When you’re trying to do something that has a high probability of failure/low probability of success, it probably is so because P(A&B) is P(A)*P(B) when A and B are independent events. Say A succeeds 1 in 10 times, and B is similar, the net probability of success is 1 in 100. The easiest way to improve your odds is to break this large chunk of work into smaller independent blocks, which are then worked upon until they have large probabilities of success. Then these blocks are put back together, which increases their probability of success. One might argue that the process of putting blocks together introduces new complications and handshake errors. With enough attention to detail, these can be avoided.

A system to obtain SpO2, HR and RR comprises of multiple independent (arguably) stages. There’s a data acquisition stage, followed by the data processing and user interface stages. The data acquired by the sensor communicates to the microcontroller through I2C and also operates on 1.8V necessitating external circuitry for interfacing. Once the data is acquired by the microcontroller, multiple DSP algorithms need to work on the photoplethysmograph (PPG) to extract respiration induced variations. The user interface involving light/sound/tactile routes form the final piece of system.

Thinking out loud, there are a few things that could be done to speed up the process of development

• Get a MAX30102 evaluation board (which comes with I2C code to interface to an Arduino). This eliminates most sources of failure at the data acquisition and communication stages. Some of these could be
  1. Poor contacts during soldering
  2. Mistake in PCB design
  3. Firmware issues (i2c communication protocol)

The code running on the arduino can be modified such that it prints the SpO2 value to the serial port. At this stage, the acquisition circuit and sensor can be simply viewed as a blackbox that takes a finger/earlobe and outputs the SpO2 value. This modularity makes the data processing part easier. (the data processing also needs to be done separately, as the atmega 328 is not powerful enough to implement advanced DSP algorithms). Implementing a blackbox for mobile applications is slightly difficult, involving either datalogging using an SD card, or wireless bluetooth transmission. However, the lack of a gold standard (self measured RR for example) to compare these results against renders any efforts in those directions almost useless.

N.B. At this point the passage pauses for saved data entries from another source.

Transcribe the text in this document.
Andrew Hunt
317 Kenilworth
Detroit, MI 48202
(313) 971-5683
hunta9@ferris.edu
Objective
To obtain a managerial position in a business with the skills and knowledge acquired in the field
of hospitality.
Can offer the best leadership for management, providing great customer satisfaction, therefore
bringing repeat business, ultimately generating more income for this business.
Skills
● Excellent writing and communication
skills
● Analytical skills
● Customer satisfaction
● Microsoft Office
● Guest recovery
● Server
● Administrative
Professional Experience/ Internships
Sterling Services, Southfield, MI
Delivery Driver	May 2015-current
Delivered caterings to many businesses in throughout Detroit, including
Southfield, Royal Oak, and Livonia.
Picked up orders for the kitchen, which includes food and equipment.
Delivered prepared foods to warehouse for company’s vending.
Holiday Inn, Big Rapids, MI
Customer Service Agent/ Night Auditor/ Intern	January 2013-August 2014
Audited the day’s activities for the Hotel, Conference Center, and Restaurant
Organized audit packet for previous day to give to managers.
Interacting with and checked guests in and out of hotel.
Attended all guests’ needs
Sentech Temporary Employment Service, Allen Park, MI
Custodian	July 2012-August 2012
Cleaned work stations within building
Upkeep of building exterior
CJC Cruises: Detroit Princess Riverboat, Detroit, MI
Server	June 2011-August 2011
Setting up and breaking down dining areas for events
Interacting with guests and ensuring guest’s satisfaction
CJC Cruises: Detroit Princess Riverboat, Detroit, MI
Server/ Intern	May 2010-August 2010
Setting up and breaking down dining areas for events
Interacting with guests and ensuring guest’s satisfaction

• Use MATLAB functions to apply the custom filters required to extract RR in real time. There’s serial data input into MATLAB, so it can accept the data that it receives from the Arduino. Once we achieve a proof of concept that RR can be reliably extracted from PPG, the code for the algorithms can be implemented for embedded systems (I’d love to stick with atmega since its the only thing I know, but maybe I need to push myself out of my comfort zone). PJRC’s teensy 3.2 that has a ARM Cortex M4 (sweet sweet 72Mhz) and 32x more RAM + 8x more flash might be something to tack on the next oshpark order.

• The user interface can similarly be prototyped separately, to decice how loud the sound/ what colours/frequency/intensity the lights need to be to attract a bystander’s attention. More discussion with stakeholders needs to happen to better understand the environment in which overdoses happen.

That being said, the technical requirements/adventures must not take away from the original goal of this effort – to make an ultra low cost vital signs monitor that can act as an early alert system for fentanyl overdoses. I can’t imagine the BOM of such a device being greater than $10. Additional roadblocks towards making a tangible difference with this device might be a classification of this device as a medical device (which it most likely it is), unless I could paste an analog watch face on the top and label it a wellness device (srs, not srs but hlf srs).